11 noviembre 2021

*A propósito de lo que acontece hoy en día con Haití. Escrita hace16 años.*

*Carta Histórica del Gral. Elías Wessin y Wessin al periodista Radhamés Gómez Pepín sobre el futuro de la República Dominicana y Haití.*

Radhames Gómez Pepín              13/12/2005Director El NacionalSu DespachoCIUDADEstimado Radhamés:
Pláceme saludarte en este tiempo de navidad y desearte un prospero y saludable 2006, en ocasión de emitir una opinión sobre un tema que se exacerba con los acontecimientos del pasado día 12 en Puerto Príncipe, Haití.  En espera de ser acogida por ese prestante medio que dignamente diriges, expreso lo siguiente:

“La guerra civil y militar entre la Republica Dominicana y Haití, es un “pleito casao” que cada día está más cerca.  Diezmar ambas poblaciones con matanzas incontrolables es la solución menos costosa para las naciones poderosas. 

Una guerra entre Haití y Republica Dominicana tendría características diferentes a las del siglo XIX, porque tendríamos al adversario dentro de nuestros barrios y campos por cientos de miles.

Lo que le sucedió al Presidente Leonel Fernández es una primera señal que no debe pasarse por alto, pues no se trata de una ofensa a su persona o al partido oficialista, es un agravio al país dominicano azuzado por sectores antinacionales que quieren producir un caos de muertes masivas entre las dos naciones.

Las FF.AA. no estan preparadas para una crisis de esa naturaleza, la profesionalización de las FF.AA. es un mito, porque su misión histórica de preservar la paz y  la soberanía se ha diluido por obra y gracia de las ideas políticas de la época que condenan todo discurso patriótico y nacionalista, llamándole obsoleto y atrasado.  Que conste que la Escuela de Estado Mayor de las FF.AA. fue relanzada en mi gestión al frente de la Secretaría (1988-91).

Aunque les parezca a algunos sabios del patio una herejía, las Fuerzas Armadas de Trujillo sí estaban preparadas para defender nuestra nación, porque su misión básica, era salvaguardar la frontera y la dominicanidad.  No debe confundirse el aparato represivo de Trujillo con la estructura militar, ajena a los abusos y crímenes de la época.

Es sospechoso que en países desarrollados de Europa se conozca la antigua Española, como Haití (antigua posesión francesa). También sigue siendo sospechoso que Canadá no tenga legación diplomática en Santo Domingo, sino en Puerto Príncipe.

Recuerdo que en parte de mi segundo exilio en España (1971-78) muchos españoles ubicaban a Haití en el mapamundi, pero no a la Republica Dominicana. (Creo sin embargo por causa de la sociedad de la información en que vivimos, así como artistas y deportistas nativos, etc, etc., que esto ha cambiado algo.) 
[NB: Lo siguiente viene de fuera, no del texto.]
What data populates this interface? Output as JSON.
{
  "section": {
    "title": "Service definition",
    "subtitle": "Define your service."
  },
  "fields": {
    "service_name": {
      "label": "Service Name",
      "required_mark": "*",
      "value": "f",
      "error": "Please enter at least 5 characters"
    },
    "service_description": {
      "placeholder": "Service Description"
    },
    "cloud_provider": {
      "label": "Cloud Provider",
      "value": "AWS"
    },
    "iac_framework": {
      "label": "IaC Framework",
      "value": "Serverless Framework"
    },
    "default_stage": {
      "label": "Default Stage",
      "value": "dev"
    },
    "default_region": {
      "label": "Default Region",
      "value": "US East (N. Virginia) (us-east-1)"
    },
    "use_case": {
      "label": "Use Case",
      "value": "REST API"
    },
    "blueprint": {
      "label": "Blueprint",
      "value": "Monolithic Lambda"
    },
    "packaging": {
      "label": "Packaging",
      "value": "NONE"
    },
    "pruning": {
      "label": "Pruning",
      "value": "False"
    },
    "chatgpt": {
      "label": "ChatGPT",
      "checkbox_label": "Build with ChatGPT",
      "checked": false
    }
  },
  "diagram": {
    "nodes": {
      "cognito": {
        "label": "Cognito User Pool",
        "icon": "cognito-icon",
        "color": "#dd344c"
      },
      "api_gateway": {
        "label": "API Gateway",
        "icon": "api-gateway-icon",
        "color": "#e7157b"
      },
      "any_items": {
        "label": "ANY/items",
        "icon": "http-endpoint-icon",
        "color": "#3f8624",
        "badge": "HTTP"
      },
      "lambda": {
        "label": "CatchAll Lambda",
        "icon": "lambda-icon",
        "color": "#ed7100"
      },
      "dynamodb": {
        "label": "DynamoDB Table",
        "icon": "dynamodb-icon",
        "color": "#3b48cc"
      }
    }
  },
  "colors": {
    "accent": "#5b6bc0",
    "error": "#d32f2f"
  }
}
La opinión pública internacional en componenda con sectores anti dominicanos conducen a la Republica Dominicana y Haití hacia un callejón sin salida en el problema migratorio, creando un ambiente ficticio de xenofobia y arbitrariedades en que la Republica Dominicana lleva la peor parte, porque se presenta como la agresora y culpable de los males haitianos. Esta situación nos conduce paulatinamente a un enfrentamiento de grandes proporciones.  La historia se va a repetir, esta vez tutelada por las Naciones Unidas.

Pienso que grandes intereses internacionales comprometidos con la corriente de la globalización han decidido resolver el problema haitiano a expensas de los dominicanos, creando dudas históricas acerca de la soberanía y frontera física que nos separa de Haití. 

Así las cosas, y cruzados de brazos los dominicanos que amamos esta tierra vemos como los políticos no acaban de presentar un plan serio para impedir o desbaratar lo que se ve venir “como bola de nieve”, por el contrario vienen a complicar las cosas con un reglamento para la nueva ley de migración que viola la Constitución, al conceder  amnistía a cientos de miles de nacionales haitianos que tengan 5 años residiendo en el país. 

Este, sin lugar a dudas, es un mal comienzo para una ley de migración que vendría a agravar la situación creando un “ejercito quinta columna” legalizado, producto de una gran irresponsabilidad e insensibilidad de la clase política y gobernante que sigue amasando fortunas y acumulando poder, tal vez sin darse cuenta que de repente se les puede venir el mundo encima.”